Налил еще — из стола вынул.

Выпили.

Миша молчал. Папиросу со стола взял из пачки, закурил.

— Вот так,— голос сторожа слушал как будто уже со всех сторон,—
видишь как, а что, и при советской власти жили-выжили, мы народ
живучий,— уже не один сторож сидел тут, а много, со всех сторон,
вся комната наполнена ими — на диване, на столе, у двери, все
на одно лицо,— мы выживем всегда, выпей, Михаил, выпей...



М-м! Голова, да сушь, повернуться — мочи нет, м-м, и качает, мотает,
стучит и в голову туда же каждый раз — зачем, куда?

Глаза — чуть веки ослабил — страшно! Ай, свет! Опять закрыл и
прислушался: тук, тук — поезд?

И сами глаза распахнулись — в поезде, на верхней полке, зачем,
куда?

М-м, воля ведь где-то была, болит все, а голова пуще. Усилие,
каждая мысль, каждое начало движения тела — усилие.

Добрался до края полки — люди сидят молча и друг на друга не смотрят.

— Мм-м... мммужики...

И не смотрит никто. Одежда странная: где рубахи длинные с пояском,
где гимнастерки и лапти на всех.

— Эй, куда это,— в окно глянул — осень желтая,— едет... поезд, а?

Молчание.

Но один зашевелился, вздохнул, головой покачал:

— Ну ты чё, дед, издеваешься! Лежи там спокойно.

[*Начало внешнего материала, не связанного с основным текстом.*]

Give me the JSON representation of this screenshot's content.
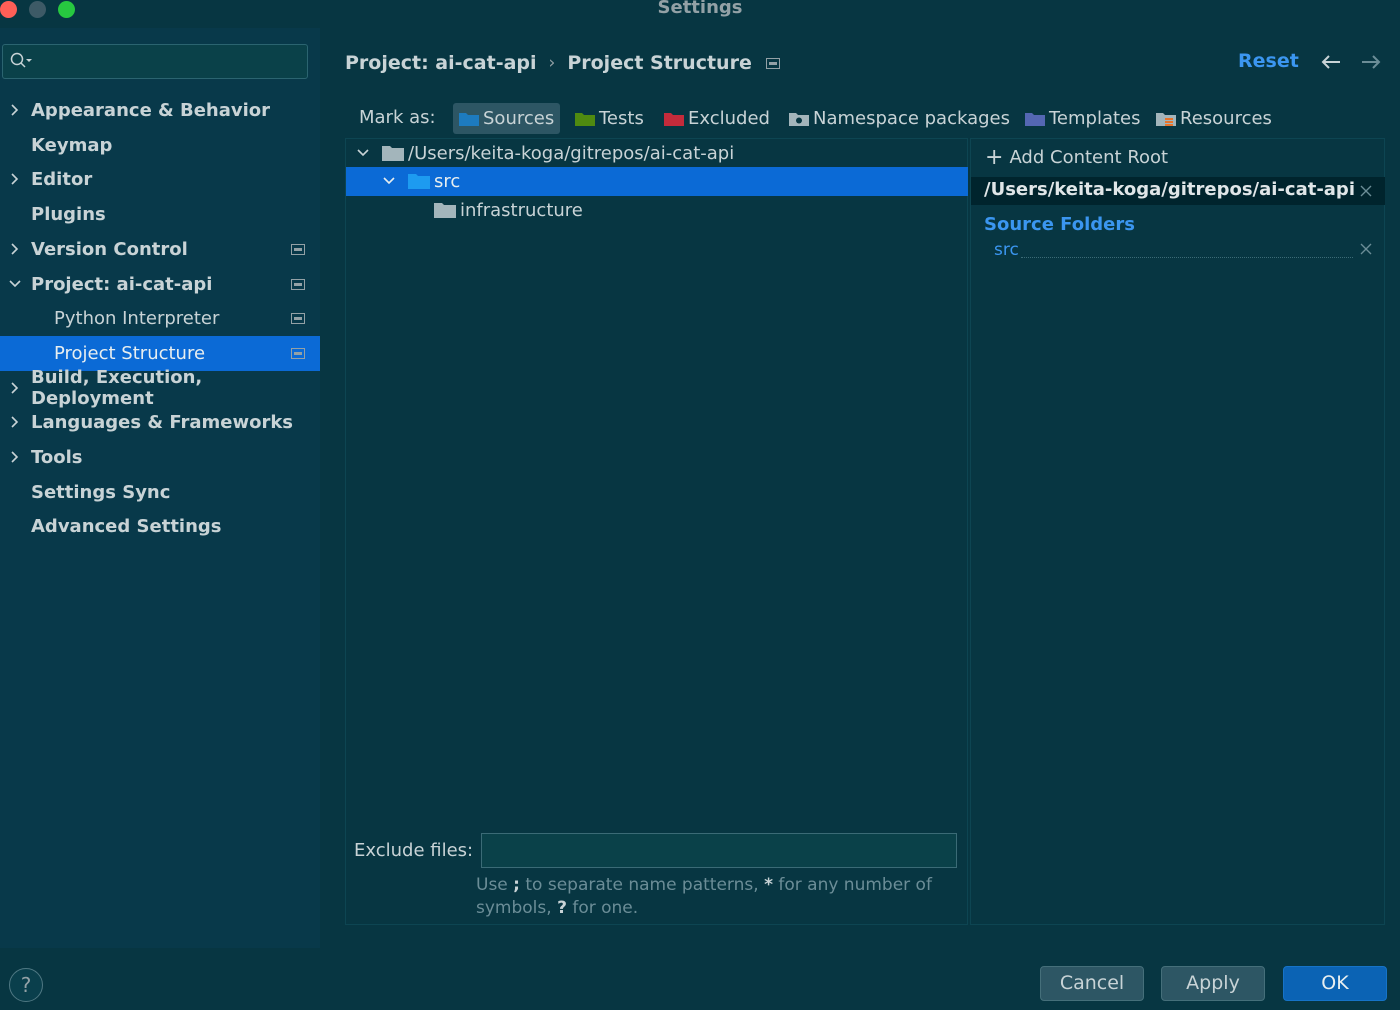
{
  "window": {
    "title": "Settings"
  },
  "search": {
    "placeholder": ""
  },
  "sidebar": {
    "items": [
      {
        "label": "Appearance & Behavior",
        "expandable": true,
        "expanded": false
      },
      {
        "label": "Keymap",
        "expandable": false
      },
      {
        "label": "Editor",
        "expandable": true,
        "expanded": false
      },
      {
        "label": "Plugins",
        "expandable": false
      },
      {
        "label": "Version Control",
        "expandable": true,
        "expanded": false,
        "project_icon": true
      },
      {
        "label": "Project: ai-cat-api",
        "expandable": true,
        "expanded": true,
        "project_icon": true
      },
      {
        "label": "Python Interpreter",
        "child": true,
        "project_icon": true
      },
      {
        "label": "Project Structure",
        "child": true,
        "selected": true,
        "project_icon": true
      },
      {
        "label": "Build, Execution, Deployment",
        "expandable": true,
        "expanded": false
      },
      {
        "label": "Languages & Frameworks",
        "expandable": true,
        "expanded": false
      },
      {
        "label": "Tools",
        "expandable": true,
        "expanded": false
      },
      {
        "label": "Settings Sync",
        "expandable": false
      },
      {
        "label": "Advanced Settings",
        "expandable": false
      }
    ]
  },
  "header": {
    "breadcrumb_parent": "Project: ai-cat-api",
    "breadcrumb_separator": "›",
    "breadcrumb_current": "Project Structure",
    "reset_label": "Reset"
  },
  "mark_as": {
    "label": "Mark as:",
    "buttons": [
      {
        "label": "Sources",
        "color": "#1d7bbf",
        "active": true
      },
      {
        "label": "Tests",
        "color": "#4f8a10"
      },
      {
        "label": "Excluded",
        "color": "#c42b3b"
      },
      {
        "label": "Namespace packages",
        "color": "#a3b5bb"
      },
      {
        "label": "Templates",
        "color": "#5467b3"
      },
      {
        "label": "Resources",
        "color": "#a3b5bb"
      }
    ]
  },
  "tree": {
    "rows": [
      {
        "label": "/Users/keita-koga/gitrepos/ai-cat-api",
        "expanded": true,
        "folder_color": "#a3b5bb"
      },
      {
        "label": "src",
        "expanded": true,
        "selected": true,
        "folder_color": "#1d9bf0"
      },
      {
        "label": "infrastructure",
        "folder_color": "#a3b5bb"
      }
    ]
  },
  "exclude": {
    "label": "Exclude files:",
    "value": "",
    "hint_prefix": "Use",
    "hint_sym1": ";",
    "hint_mid": "to separate name patterns,",
    "hint_sym2": "*",
    "hint_mid2": "for any number of symbols,",
    "hint_sym3": "?",
    "hint_suffix": "for one."
  },
  "content_root": {
    "add_label": "Add Content Root",
    "path": "/Users/keita-koga/gitrepos/ai-cat-api",
    "source_folders_title": "Source Folders",
    "source_folders": [
      "src"
    ]
  },
  "footer": {
    "help_label": "?",
    "cancel_label": "Cancel",
    "apply_label": "Apply",
    "ok_label": "OK"
  }
}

Миша улыбнулся через силу.

— Не дед я, какой я дед.

Тот, с лицом, изуродованным оспой, здоровый детина, опять покачал
головой:

— Ну ты даешь!

— Да ладно,— ткнул его в бок сосед,— ну чё пристал к старику.

— Ладно! Я, бля, четыре года вшей кормил в окопах, потом хрен
знает с кем воевал ещё, а сейчас везут на смерть, а он — издевается?

— Не издеваюсь я,— Миша с верхней полки проговорил,— на самом
деле я даже не знаю как попал сюда.

— Я щас покажу, как ты попал сюда!

— Да ладно,— опять одернул сосед,— успокойся ты, Африканыч, на
всех рычишь, кто виноват?

— Вот именно, кто виноват, что бык не рогат! Вон кто! — Африканыч
на Мишу пальцем ткнул,— старшее поколение! А кто же? Они, так
сказать, подготовили почву для этих революций, мать их! Царь им
плохой, режим плохой. Работать надо, как мы, на земле, и все бы
было. Кто работал, у того все было!

— Ну, не знаю,— прервал сосед,— мои родители, да и дед, по-черному
трудились в дудках. На кого, не на себя же, на господ. А сейчас
нет господ.

— А кто есть, Зося?

— Товарищи.

— Да не в названии дело, пойми, чудак! Люди разные все, ума у
всех по-разному, нельзя всех уравнять и жить заставить одинаково.
Вот увидишь, хотя вряд ли теперь увидишь чего, из товарищей выйдут
новые господа.

— Ну, не знаю,— сосед Зося затылок почесал.— Вся правда в богатстве.
Кто большим владеет, тот и командует другим. И люди этим и отличаются
друг от друга. А сейчас всех уравняли в богатстве.

— На время, на вре-емя! Дед! — Африканыч Мише крикнул, и к Изосиму,—
он сейчас будет отнекиваться.— Дед! Ты царя ругал по жизни?

Миша не понял вопроса, но по ситуации сообразил:

— Царю — царево, а мне — моё. Попить нету?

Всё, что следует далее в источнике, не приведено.